Erdos pressed on relentlessly, taking more than
20 seconds out of the margin with each lap completed, but with ten
minutes to go the fuel warning light started to blink. In the short
time since he’d passed the Lucchini, Erdos had already created
enough of a buffer for the team to be confident that, while they
now knew they couldn’t catch the Pilbeam, they could safely
call the Brazilian back in for a precautionary splash-and-dash.
“For the last half hour I was trying to conserve fuel,”
insisted Erdos. “There was no point in risking failing to
finish, and we had time in hand over fifth, and couldn’t realistically
catch P3.” Better safe than sorry, they quickly added enough
fuel on his penultimate lap to ensure a safe run to the flag.
“Considering all the time we lost to the electrical
fault, to regain fourth is very satisfying,” said Phil Barker,
evidently pleased by every other aspect of his car’s performance.
“It secures some valuable points to take forward into the
next round, when we’re confident we’ll have all these
problems resolved.” It transpired that the gremlin had first
revealed itself during the morning warm-up, but with no way of identifying
the source of such an irregular and intermittent fault, the team
had been given no alternative but to start the race regardless.
“We couldn’t hope to identify the source until it did
it again, unfortunately, in the race.”
Mike Newton was beaming from ear to ear, having
been assured that he’d set the car’s fastest lap of
the race. “I’m absolutely delighted.

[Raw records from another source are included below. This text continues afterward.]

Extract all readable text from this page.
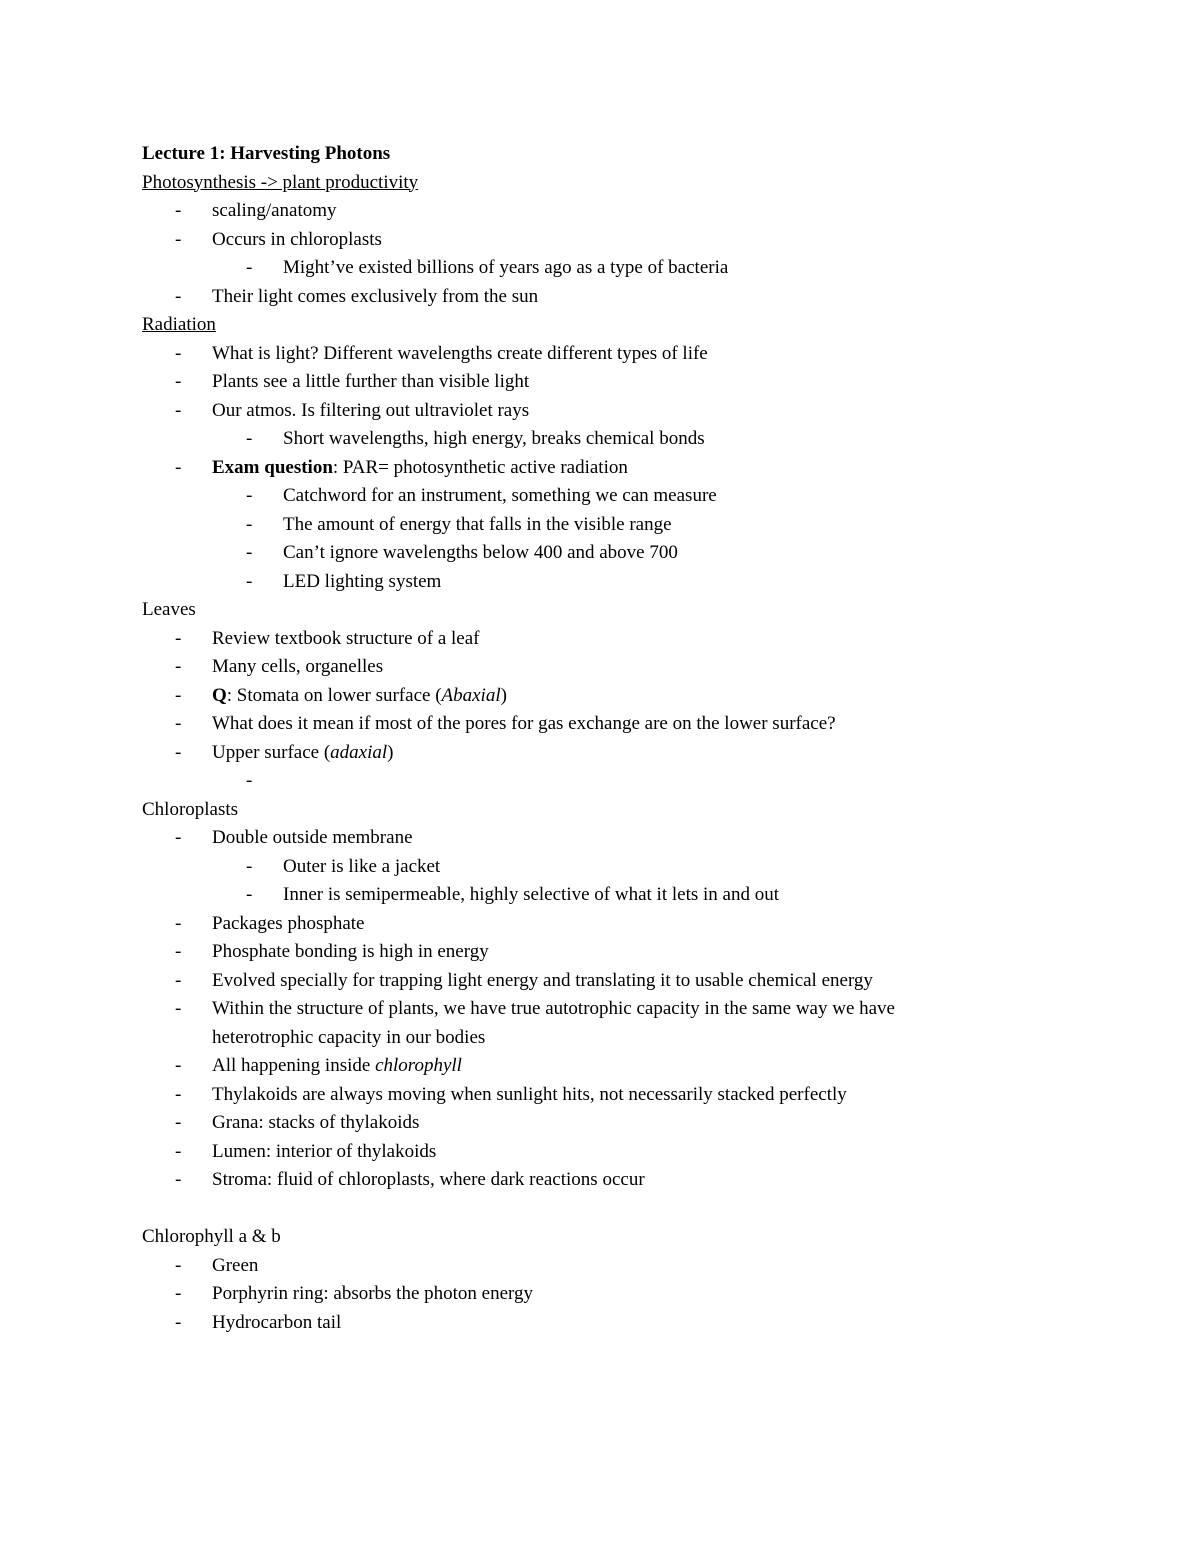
Lecture 1: Harvesting Photons
Photosynthesis -> plant productivity
-	scaling/anatomy
-	Occurs in chloroplasts
-	Might’ve existed billions of years ago as a type of bacteria
-	Their light comes exclusively from the sun
Radiation
-	What is light? Different wavelengths create different types of life
-	Plants see a little further than visible light
-	Our atmos. Is filtering out ultraviolet rays
-	Short wavelengths, high energy, breaks chemical bonds
-	Exam question: PAR= photosynthetic active radiation
-	Catchword for an instrument, something we can measure
-	The amount of energy that falls in the visible range
-	Can’t ignore wavelengths below 400 and above 700
-	LED lighting system
Leaves
-	Review textbook structure of a leaf
-	Many cells, organelles
-	Q: Stomata on lower surface (Abaxial)
-	What does it mean if most of the pores for gas exchange are on the lower surface?
-	Upper surface (adaxial)
-
Chloroplasts
-	Double outside membrane
-	Outer is like a jacket
-	Inner is semipermeable, highly selective of what it lets in and out
-	Packages phosphate
-	Phosphate bonding is high in energy
-	Evolved specially for trapping light energy and translating it to usable chemical energy
-	Within the structure of plants, we have true autotrophic capacity in the same way we have heterotrophic capacity in our bodies
-	All happening inside chlorophyll
-	Thylakoids are always moving when sunlight hits, not necessarily stacked perfectly
-	Grana: stacks of thylakoids
-	Lumen: interior of thylakoids
-	Stroma: fluid of chloroplasts, where dark reactions occur
Chlorophyll a & b
-	Green
-	Porphyrin ring: absorbs the photon energy
-	Hydrocarbon tail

Despite the electrical
problem, we had the pace to win today. Tommy established a good
lead, and then I was consistently amongst the quickest drivers in
the class for my session as well. I have every confidence that I
would have handed the car back in the same position had we not encountered
those problems. That’s enormously encouraging for the rest
of the season.”
That season takes a sidestep in six week’s
time, when the squad heads over to Le Mans for the official test
weekend, followed a fortnight later by the 24 Hours.